As some of you may be aware, I moved recently. It was quite an…interesting exercise, packing up and moving, but I’ve ended up in quarters significantly nicer than those I left. And along the way, I had occasion to reflect once more on the persistent folly of moving reams and reams of dead trees. I refer, of course, to my bookshelves.

Which of us hasn’t heard tales of people who came to love ebooks upon having to move, and realizing just how many boxes were taken up by all their dead tree books? There have been stories of people getting rid of printed books altogether and being the happier for it. And I have to admit, I’ve been more than a little tempted from time to time.

IMG_20160827_125238Those books don’t even represent all of the printed books I own. I’m pretty sure there are at least two or three more big boxes of paperbacks and a couple more of textbooks among the relics of past moves currently stored in my parents’ basement. Relics they’ve been talking about bringing on to me, now that I have room in which to put them.

I wonder if there will even be room for them all on my bookshelves when they come? I have a sneaking suspicion I will either need to invest in another bookshelf or two, or else begin the triage process of deciding exactly which books I want to try to find a new home.

But there was never the slightest thought of trying to get rid of all the books, even as I laboriously ensconced them into the many boxes I begged from local liquor stores (though there was a touch of sadness that I didn’t get to drink any of the booze from said boxes). Even if I had to admit it wasn’t likely I was going to be reading many of them any time soon. Most of my most treasured books are now in electronic form in my Kindle library, or my Calibre library on my Dropbox. Why keep the printed books at all?

Part of it is, of course, that some of them are autographed. There’s even one—Black on Black by K.D. Wentworth—whose author has since passed on, alas, and won’t be autographing any more books ever again. Those books are precious to me, but they’re far from the majority of the books on the shelves. Many of them, I’ve never even read to begin with—books I was given at the Gen Con Baen Roadshow, or that I picked up at BookExpo America.
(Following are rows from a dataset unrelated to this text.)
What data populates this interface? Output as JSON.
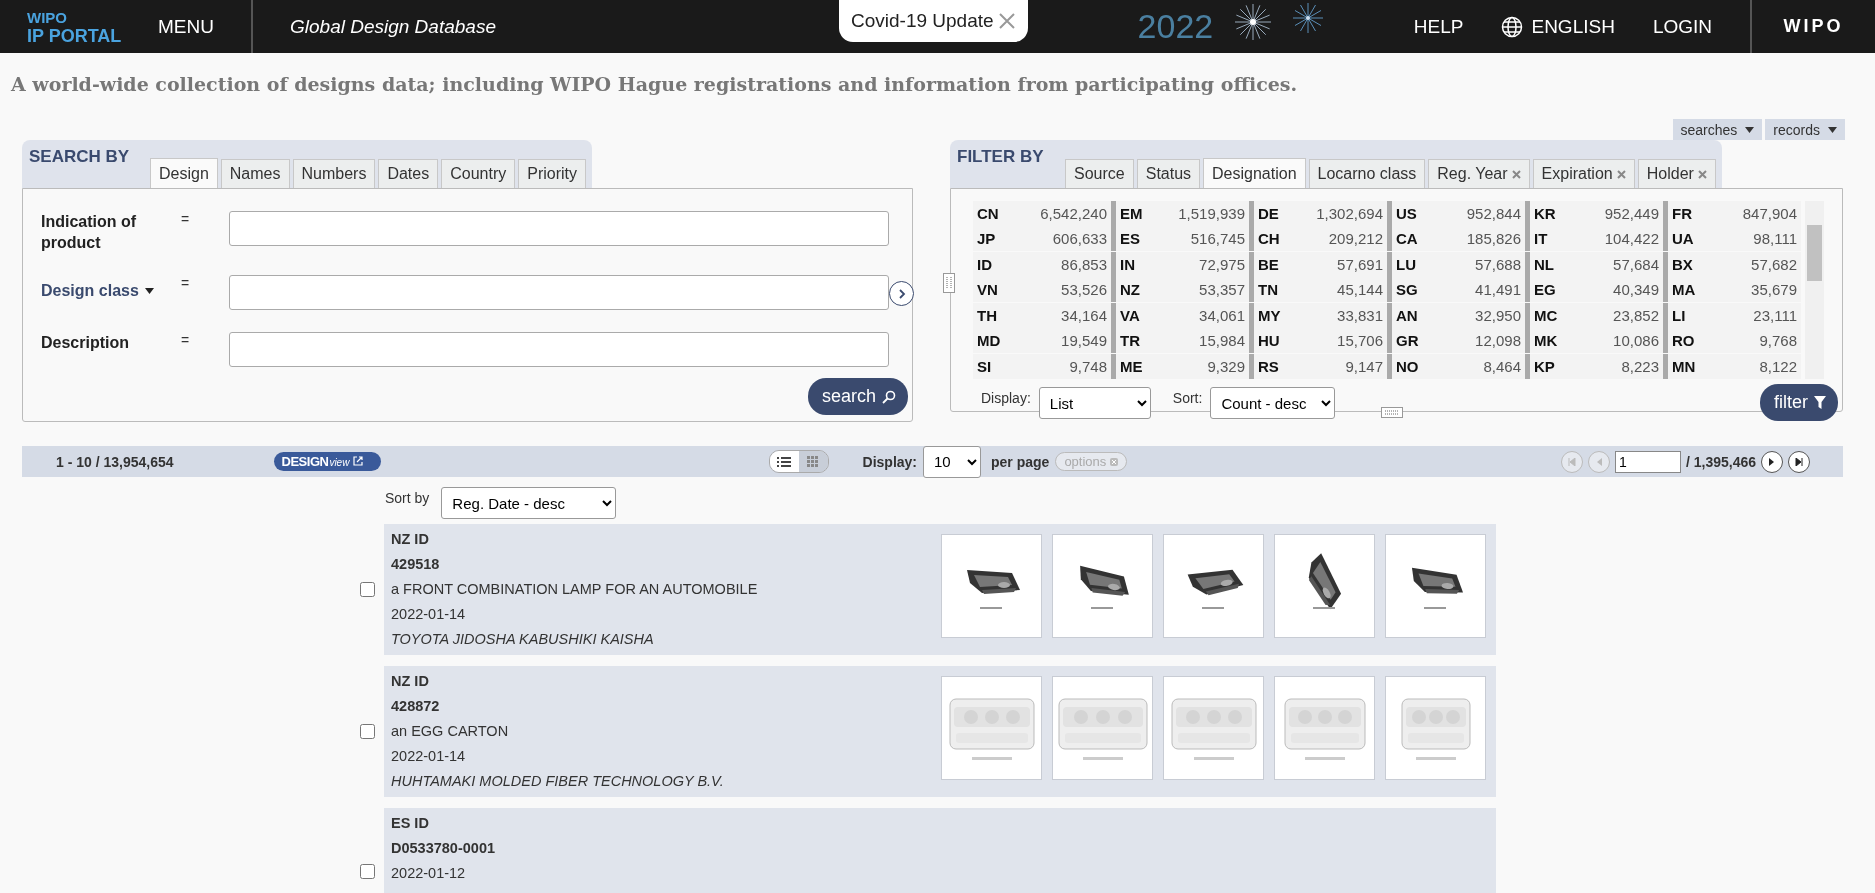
{
  "header": {
    "logo_top": "WIPO",
    "logo_bottom": "IP PORTAL",
    "menu": "MENU",
    "app_title": "Global Design Database",
    "notice": "Covid-19 Update",
    "banner_year": "2022",
    "nav": [
      {
        "label": "HELP",
        "kind": "text"
      },
      {
        "label": "ENGLISH",
        "kind": "globe"
      },
      {
        "label": "LOGIN",
        "kind": "text"
      }
    ],
    "brand": "WIPO"
  },
  "tagline": "A world-wide collection of designs data; including WIPO Hague registrations and information from participating offices.",
  "top_menus": [
    "searches",
    "records"
  ],
  "search": {
    "title": "SEARCH BY",
    "tabs": [
      {
        "label": "Design",
        "selected": true
      },
      {
        "label": "Names",
        "selected": false
      },
      {
        "label": "Numbers",
        "selected": false
      },
      {
        "label": "Dates",
        "selected": false
      },
      {
        "label": "Country",
        "selected": false
      },
      {
        "label": "Priority",
        "selected": false
      }
    ],
    "fields": [
      {
        "label": "Indication of product",
        "kind": "text"
      },
      {
        "label": "Design class",
        "kind": "dropdown"
      },
      {
        "label": "Description",
        "kind": "text"
      }
    ],
    "operator": "=",
    "button": "search"
  },
  "filter": {
    "title": "FILTER BY",
    "tabs": [
      {
        "label": "Source",
        "selected": false,
        "removable": false
      },
      {
        "label": "Status",
        "selected": false,
        "removable": false
      },
      {
        "label": "Designation",
        "selected": true,
        "removable": false
      },
      {
        "label": "Locarno class",
        "selected": false,
        "removable": false
      },
      {
        "label": "Reg. Year",
        "selected": false,
        "removable": true
      },
      {
        "label": "Expiration",
        "selected": false,
        "removable": true
      },
      {
        "label": "Holder",
        "selected": false,
        "removable": true
      }
    ],
    "counts": [
      {
        "code": "CN",
        "count": "6,542,240"
      },
      {
        "code": "EM",
        "count": "1,519,939"
      },
      {
        "code": "DE",
        "count": "1,302,694"
      },
      {
        "code": "US",
        "count": "952,844"
      },
      {
        "code": "KR",
        "count": "952,449"
      },
      {
        "code": "FR",
        "count": "847,904"
      },
      {
        "code": "JP",
        "count": "606,633"
      },
      {
        "code": "ES",
        "count": "516,745"
      },
      {
        "code": "CH",
        "count": "209,212"
      },
      {
        "code": "CA",
        "count": "185,826"
      },
      {
        "code": "IT",
        "count": "104,422"
      },
      {
        "code": "UA",
        "count": "98,111"
      },
      {
        "code": "ID",
        "count": "86,853"
      },
      {
        "code": "IN",
        "count": "72,975"
      },
      {
        "code": "BE",
        "count": "57,691"
      },
      {
        "code": "LU",
        "count": "57,688"
      },
      {
        "code": "NL",
        "count": "57,684"
      },
      {
        "code": "BX",
        "count": "57,682"
      },
      {
        "code": "VN",
        "count": "53,526"
      },
      {
        "code": "NZ",
        "count": "53,357"
      },
      {
        "code": "TN",
        "count": "45,144"
      },
      {
        "code": "SG",
        "count": "41,491"
      },
      {
        "code": "EG",
        "count": "40,349"
      },
      {
        "code": "MA",
        "count": "35,679"
      },
      {
        "code": "TH",
        "count": "34,164"
      },
      {
        "code": "VA",
        "count": "34,061"
      },
      {
        "code": "MY",
        "count": "33,831"
      },
      {
        "code": "AN",
        "count": "32,950"
      },
      {
        "code": "MC",
        "count": "23,852"
      },
      {
        "code": "LI",
        "count": "23,111"
      },
      {
        "code": "MD",
        "count": "19,549"
      },
      {
        "code": "TR",
        "count": "15,984"
      },
      {
        "code": "HU",
        "count": "15,706"
      },
      {
        "code": "GR",
        "count": "12,098"
      },
      {
        "code": "MK",
        "count": "10,086"
      },
      {
        "code": "RO",
        "count": "9,768"
      },
      {
        "code": "SI",
        "count": "9,748"
      },
      {
        "code": "ME",
        "count": "9,329"
      },
      {
        "code": "RS",
        "count": "9,147"
      },
      {
        "code": "NO",
        "count": "8,464"
      },
      {
        "code": "KP",
        "count": "8,223"
      },
      {
        "code": "MN",
        "count": "8,122"
      }
    ],
    "display_label": "Display:",
    "display_value": "List",
    "sort_label": "Sort:",
    "sort_value": "Count - desc",
    "button": "filter"
  },
  "results_bar": {
    "range": "1 - 10 / 13,954,654",
    "badge_main": "DESIGN",
    "badge_sub": "view",
    "views": [
      {
        "kind": "list",
        "selected": true
      },
      {
        "kind": "grid",
        "selected": false
      }
    ],
    "display_label": "Display:",
    "per_page_value": "10",
    "per_page_label": "per page",
    "options": "options",
    "page": "1",
    "total_pages": "/ 1,395,466"
  },
  "sort": {
    "label": "Sort by",
    "value": "Reg. Date - desc"
  },
  "results": [
    {
      "office": "NZ ID",
      "number": "429518",
      "title": "a FRONT COMBINATION LAMP FOR AN AUTOMOBILE",
      "date": "2022-01-14",
      "holder": "TOYOTA JIDOSHA KABUSHIKI KAISHA",
      "checked": false
    },
    {
      "office": "NZ ID",
      "number": "428872",
      "title": "an EGG CARTON",
      "date": "2022-01-14",
      "holder": "HUHTAMAKI MOLDED FIBER TECHNOLOGY B.V.",
      "checked": false
    },
    {
      "office": "ES ID",
      "number": "D0533780-0001",
      "date": "2022-01-12",
      "checked": false
    }
  ]
}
So why do I care for them?

IMG_20160901_145151I suppose it’s just that I like having full bookshelves—shelves full of books I have read, or might want to read eventually. They’re a tangible representation of my literary taste, and in some way they describe who I am for the people I invite into my home to inspect. They’re all carefully alphabetized, too, which might itself say something else about me—most likely, just that I’m the son of a couple of librarians.

With that being said, I have to admit to being glad of my ebook collection, too—not least because, if I actually owned the 1,389 books from my Kindle and Calibre libraries in print, those would probably have taken up even more shelves than all the dead-tree titles I have now! But those books are supremely portable. They all fit into the hard drive of my computer, and the Dropbox stash had no need to change position at all.

At the same time, I’ve been doing a lot of audiobook listening lately. Felicia Day’s You’re Never Weird on the Internet (Almost), read by the author, was a fun listen from Audible while boxing up my life. Then while unpacking, I listened to Scout’s Progress and Mouse and Dragon by Sharon Lee and Steve Miller, from the Liaden Universe series that I so adore. I’ve been finding audiobooks really are good for the ears while you’ve got your hands and eyes busy doing other things.

Anyway, I now have everything unpacked into a much larger, 99-year-old condo unit with a basement, two floors, and a finished attic where I’m even now sitting and typing this into my desktop computer. I’ve cooked my first meal—a huge pot of chili that will provide grist for my next journal entry. I’m enjoying the ambiance of this new part of town in which I find myself. And I have shelves full of books downstairs to be aesthetically pleasing, and a hard-drive full of ebooks upstairs to throw up on my screen at need.